Sundance Film Festival 2022, Night 4

It’s always fun to see one of your favorite actor’s deliver a career best performance. It’s even more fun when that actor is Elizabeth Banks, someone who always delivers and steals the scenes she inhabits. In Phyllis Nagy’s directorial debut, Call Jane, Banks gets to use all her gifts. She is superb in a film that is also excellent (for anyone that thinks I just love everything, you’re basically right, although I do have a few I don’t particularly enjoy every year, and I did have one minor quibble with this film, but it was very very minor and can’t be discussed here because it would give too much away). One of the reasons the film is so great is that it understands what it is - a film about one woman’s entrance into, and involvement with, The Jane Collective - an underground service that provided abortions in the late 60s and early 70s (which at that time were illegal pre-Roe v.
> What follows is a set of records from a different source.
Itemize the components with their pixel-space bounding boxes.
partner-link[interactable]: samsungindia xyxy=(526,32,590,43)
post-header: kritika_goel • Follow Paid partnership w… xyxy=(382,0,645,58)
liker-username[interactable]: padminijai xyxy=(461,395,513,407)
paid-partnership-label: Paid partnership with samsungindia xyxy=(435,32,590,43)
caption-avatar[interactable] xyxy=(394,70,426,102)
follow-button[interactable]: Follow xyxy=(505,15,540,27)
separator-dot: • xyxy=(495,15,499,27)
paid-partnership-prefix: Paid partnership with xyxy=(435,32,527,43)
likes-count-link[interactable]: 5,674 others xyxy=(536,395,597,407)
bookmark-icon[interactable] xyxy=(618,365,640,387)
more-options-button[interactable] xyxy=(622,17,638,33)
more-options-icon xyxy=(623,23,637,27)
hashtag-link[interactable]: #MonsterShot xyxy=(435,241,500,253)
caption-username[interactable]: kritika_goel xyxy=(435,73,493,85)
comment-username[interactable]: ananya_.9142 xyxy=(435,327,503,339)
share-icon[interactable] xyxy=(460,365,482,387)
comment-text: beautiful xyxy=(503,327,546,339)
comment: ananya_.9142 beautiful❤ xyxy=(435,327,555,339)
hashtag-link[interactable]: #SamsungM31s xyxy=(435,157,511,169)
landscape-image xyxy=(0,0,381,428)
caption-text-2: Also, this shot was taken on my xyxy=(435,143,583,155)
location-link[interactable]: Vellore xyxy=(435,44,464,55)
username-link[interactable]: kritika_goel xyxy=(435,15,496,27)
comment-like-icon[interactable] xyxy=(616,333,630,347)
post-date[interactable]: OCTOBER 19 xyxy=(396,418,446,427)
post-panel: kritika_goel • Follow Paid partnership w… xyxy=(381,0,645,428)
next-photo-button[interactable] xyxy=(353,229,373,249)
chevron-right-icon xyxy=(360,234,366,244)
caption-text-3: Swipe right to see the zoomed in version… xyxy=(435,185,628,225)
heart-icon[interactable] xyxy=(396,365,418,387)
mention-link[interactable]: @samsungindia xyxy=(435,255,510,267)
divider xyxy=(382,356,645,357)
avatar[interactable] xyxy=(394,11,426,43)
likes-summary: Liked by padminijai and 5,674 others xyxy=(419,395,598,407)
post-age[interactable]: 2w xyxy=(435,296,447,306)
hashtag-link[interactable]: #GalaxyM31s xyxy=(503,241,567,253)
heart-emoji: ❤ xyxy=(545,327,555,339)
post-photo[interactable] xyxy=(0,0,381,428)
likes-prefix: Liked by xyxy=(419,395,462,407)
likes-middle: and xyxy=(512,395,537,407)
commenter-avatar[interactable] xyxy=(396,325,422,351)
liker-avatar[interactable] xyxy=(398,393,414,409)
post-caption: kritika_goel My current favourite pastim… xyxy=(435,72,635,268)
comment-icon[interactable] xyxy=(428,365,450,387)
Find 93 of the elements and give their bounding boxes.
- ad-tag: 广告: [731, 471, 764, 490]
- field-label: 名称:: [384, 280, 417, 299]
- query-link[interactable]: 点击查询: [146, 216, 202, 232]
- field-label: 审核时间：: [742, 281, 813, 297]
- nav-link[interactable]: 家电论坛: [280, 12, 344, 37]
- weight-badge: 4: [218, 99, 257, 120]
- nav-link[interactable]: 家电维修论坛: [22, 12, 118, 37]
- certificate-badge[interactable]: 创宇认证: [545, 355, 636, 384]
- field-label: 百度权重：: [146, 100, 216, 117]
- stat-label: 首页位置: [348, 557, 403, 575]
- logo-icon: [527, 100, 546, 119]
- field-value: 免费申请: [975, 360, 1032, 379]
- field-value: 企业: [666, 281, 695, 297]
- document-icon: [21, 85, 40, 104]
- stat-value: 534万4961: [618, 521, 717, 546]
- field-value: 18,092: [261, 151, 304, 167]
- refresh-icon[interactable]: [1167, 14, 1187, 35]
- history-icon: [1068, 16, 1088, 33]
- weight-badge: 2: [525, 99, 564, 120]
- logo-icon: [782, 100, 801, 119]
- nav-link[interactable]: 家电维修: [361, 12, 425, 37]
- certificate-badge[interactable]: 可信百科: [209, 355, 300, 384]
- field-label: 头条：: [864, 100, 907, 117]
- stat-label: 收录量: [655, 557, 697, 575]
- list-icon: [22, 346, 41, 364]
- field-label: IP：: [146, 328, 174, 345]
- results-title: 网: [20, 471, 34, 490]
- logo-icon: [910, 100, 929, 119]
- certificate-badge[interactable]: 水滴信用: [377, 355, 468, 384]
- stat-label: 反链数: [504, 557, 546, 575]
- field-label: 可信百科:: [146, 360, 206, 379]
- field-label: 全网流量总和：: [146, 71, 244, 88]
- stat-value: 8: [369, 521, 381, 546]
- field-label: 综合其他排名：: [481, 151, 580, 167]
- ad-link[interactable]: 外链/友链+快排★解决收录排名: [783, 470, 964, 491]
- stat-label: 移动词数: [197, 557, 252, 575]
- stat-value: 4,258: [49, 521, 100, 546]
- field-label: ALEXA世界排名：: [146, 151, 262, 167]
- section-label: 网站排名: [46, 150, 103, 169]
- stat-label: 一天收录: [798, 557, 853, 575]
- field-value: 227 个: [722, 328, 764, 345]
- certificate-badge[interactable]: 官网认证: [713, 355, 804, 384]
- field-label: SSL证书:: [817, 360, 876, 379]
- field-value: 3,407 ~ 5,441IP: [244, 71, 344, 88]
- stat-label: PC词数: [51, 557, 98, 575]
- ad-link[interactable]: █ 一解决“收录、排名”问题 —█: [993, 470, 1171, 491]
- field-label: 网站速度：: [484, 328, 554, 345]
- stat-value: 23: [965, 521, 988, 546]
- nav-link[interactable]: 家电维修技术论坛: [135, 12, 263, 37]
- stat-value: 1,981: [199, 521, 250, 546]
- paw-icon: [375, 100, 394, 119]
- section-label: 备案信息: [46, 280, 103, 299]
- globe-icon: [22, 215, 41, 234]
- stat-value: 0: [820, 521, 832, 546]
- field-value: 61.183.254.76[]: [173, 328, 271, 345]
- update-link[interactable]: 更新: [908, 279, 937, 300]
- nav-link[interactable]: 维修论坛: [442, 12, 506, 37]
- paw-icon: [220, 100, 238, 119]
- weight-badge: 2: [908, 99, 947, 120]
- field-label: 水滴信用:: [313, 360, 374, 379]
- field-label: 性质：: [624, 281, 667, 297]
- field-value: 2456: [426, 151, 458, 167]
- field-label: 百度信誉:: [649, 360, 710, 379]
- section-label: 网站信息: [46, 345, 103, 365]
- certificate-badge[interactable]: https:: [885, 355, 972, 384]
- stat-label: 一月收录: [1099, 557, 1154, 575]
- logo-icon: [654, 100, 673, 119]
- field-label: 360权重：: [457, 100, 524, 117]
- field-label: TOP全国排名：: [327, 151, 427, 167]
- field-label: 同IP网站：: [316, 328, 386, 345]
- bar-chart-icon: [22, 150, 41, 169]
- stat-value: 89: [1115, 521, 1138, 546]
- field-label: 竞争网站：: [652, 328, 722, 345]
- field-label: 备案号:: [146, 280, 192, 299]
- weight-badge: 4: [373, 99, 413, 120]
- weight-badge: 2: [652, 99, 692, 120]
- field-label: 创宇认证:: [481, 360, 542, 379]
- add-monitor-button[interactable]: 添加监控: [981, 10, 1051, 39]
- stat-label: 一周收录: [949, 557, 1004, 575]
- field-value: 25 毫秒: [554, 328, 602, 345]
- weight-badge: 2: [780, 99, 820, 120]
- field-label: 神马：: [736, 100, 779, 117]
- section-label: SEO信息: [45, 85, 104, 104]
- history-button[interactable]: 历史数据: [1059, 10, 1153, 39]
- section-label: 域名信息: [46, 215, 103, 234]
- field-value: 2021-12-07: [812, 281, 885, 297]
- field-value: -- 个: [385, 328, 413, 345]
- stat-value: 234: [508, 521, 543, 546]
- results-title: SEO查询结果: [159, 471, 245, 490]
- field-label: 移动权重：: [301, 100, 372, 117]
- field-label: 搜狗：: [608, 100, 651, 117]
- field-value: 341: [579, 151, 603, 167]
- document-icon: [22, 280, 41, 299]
Wade) - and yet, it deploys it’s message with unexpected humor from a place of collective knowing. The film shows you unflinchingly what the effect of not having access to safe and legal abortion does to women - it makes them second class citizens - yet, it does so from such a grounded perspective, where there are dire situations occurring, and yet the characters use humor and collective knowing and understanding to show their humanity as characters and not just the issues. Through this excellent deployment of character, the film shows us why the fight for abortion rights is such an important issue - and still is. A great moment occurs in the film where one character passes judgment on another for the circumstances that have found her pregnant and in need of an abortion. Another person quickly states that they are not there to pass judgment but to provide a service. What a concept. Wouldn’t it be great if we stopped judging and tried to help one another instead?